(2015) Family Comedy (Columbia) Jack Black, Dylan Minnette, Odeya Rush, Ryan Lee, Amy Ryan, Jillian Bell, Ken Marino, Halston Sage, Steven Kreuger, Keith Arthur Bolden, Amanda Lund, Timothy Simons, Karan Soni, R.L. Stine, Caleb Emery, Gabriela Fraile, Nate Andrade, Sheldon Brown, Melissa Brewer, Vivian Kyle, Clare Halstead. Directed by Rob Letterman
In the 90s, kids flocked to author R.L. Stine’s Goosebumps series. The books were essentially Twilight Zone episodes focusing on monsters that terrified many a kid back in the day. Stine continues to be a prolific author but has moved on to different series, but Goosebumps is the one that started it all.
When young Zach Cooper (Minnette) moves to a small Delaware town, he’s not exactly thrilled. He’s still dealing with the death of his dad a year ago and his mom (Ryan) has found a job as an assistant principal at the high school there. She thinks a new start in a new town might bring Zach out of the doldrums and while Zach puts up a good front, it’s clear he’s hurting.
Then he meets the girl next door and for any teenage boy, the girl next door is excellent tonic. Hannah (Rush) is beautiful and seems interested in him, but her tyrannical father (Black) seems more interested in keeping Zach as far away as possible. Georgia might do.
But Zach and his self-appointed friend Champ (Lee) discover that Hannah’s dad is none other than R.L. Stine and that the manuscripts in his basement, all of which are locked, contain the spirits of the monsters he invented and that unlocking those manuscripts transforms the creatures from imaginary to very real. And those real monsters are out to wreak havoc all over town, led by Slappy (also voiced by Black), a homicidal ventriloquist’s dummy that is seeking revenge against Stine for incarcerating him inside the manuscript for so many years.
The concept is a swell one, especially given the popularity of Stine and how many kids – who are now adults with kids of their own – know all of his books backwards and forwards, and for them and kids who are looking at their teen years with impatience, this is going to be a must-see and although Halloween has come and gone, this is excellent kid fare for that season of the year.
Black is as manic as ever as Stine, although his accent is a little bit bizarre. Black, being the human cartoon that he is, is perfect for this kind of audience and he doesn’t disappoint. He doesn’t get the majority of laughs here – Lee gets those – and Minnette is essentially the protagonist but Black is really the presence here. None of the other actors can really compete with his personality which is bigger than life. Bigger than ten lives, to be honest. Rush is also memorable as the ingenue.

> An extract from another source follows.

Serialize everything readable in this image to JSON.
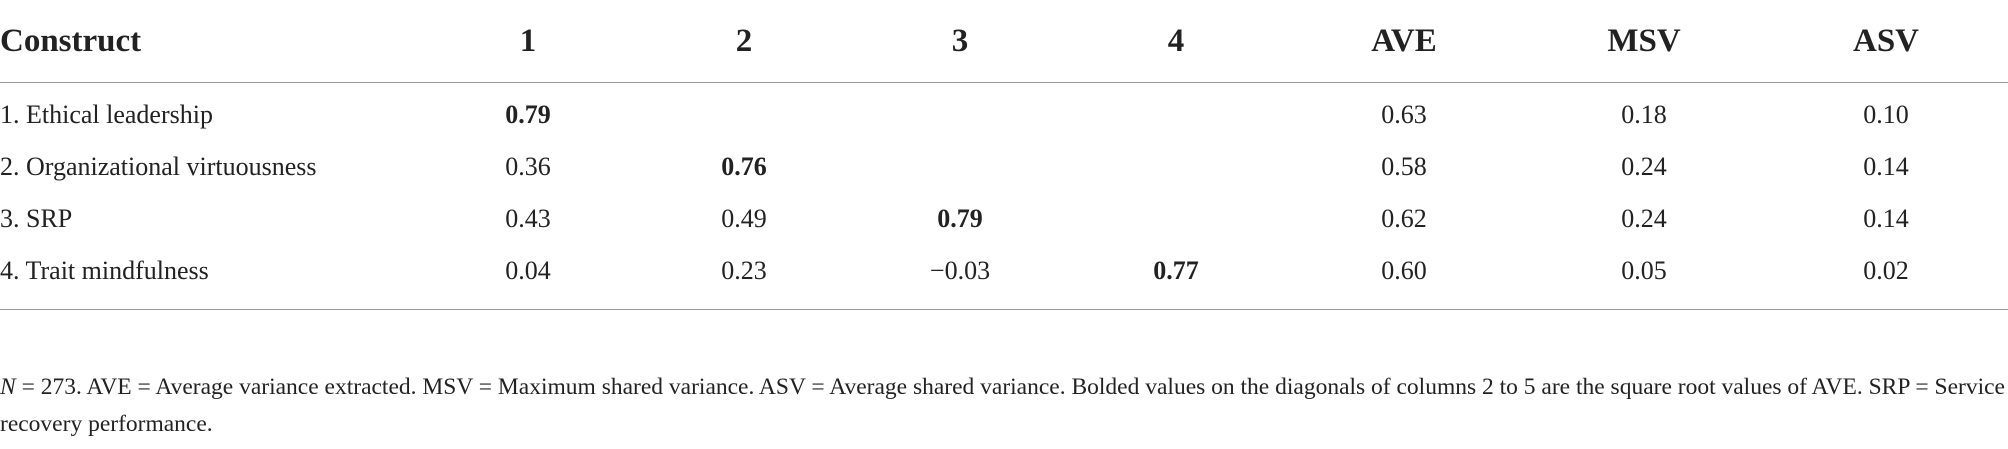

The CGI creatures – and there are a lot of them – range from giant praying mantises, abominable snowmen, murderous garden gnomes, hungry zombies, implacable alien invaders and a gigantic Venus flytrap, among others. Pretty much every monster from the prolific series makes at least a cameo appearance, if you can call the Invisible Boy an appearance. In some ways it becomes sensory overload; a few monsters go a long way but hundreds soon becomes kind of background noise.
Cinematographer Javier Aguirresarobe does a nice job of setting the mood, and a setting of an abandoned amusement park is both lovely and bittersweet (Zach and Hannah have an encounter there early in the movie). I could have done with a few more moments like that although frankly, that’s not what the target audience is looking for so I can understand why those moments were few and far between.
The humor is pretty much vintage Nickelodeon although there are some clever bits, most involving Lee as the cowardly wingman. The pacing here is a little bit choppy although it generally moves pretty quickly and to Letterman’s credit he gets right into things without an overabundance of exposition. That’s both good and bad; good for those devotees of the book series who want to get right into it, bad for those less familiar with the books who need at least a little bit of explanation.
For the most part this is harmless entertainment and little more than that. This isn’t going to be (and never was intended to be) anything more than a distraction for a couple of hours. And that isn’t a bad thing as far as I’m concerned. For whatever it’s worth, this movie will probably be on a lot of family viewing lists for many Halloweens to come. Not a half bad fate for a movie, don’t you think?
REASONS TO GO: Some scary monsters. Nifty concept.
REASONS TO STAY: Loses something if you haven’t read the books. A little over-the-top in places.
FAMILY VALUES: Some creature scares (a few of them intense) and some rude humor.
TRIVIAL PURSUIT: The real R.L. Stine makes a cameo as a teacher named Mr. Black, who passes Jack Black, as R.L. Stine, in the school hallway.
CRITICAL MASS: As of 11/22/15: Rotten Tomatoes: 74% positive reviews. Metacritic: 59/100.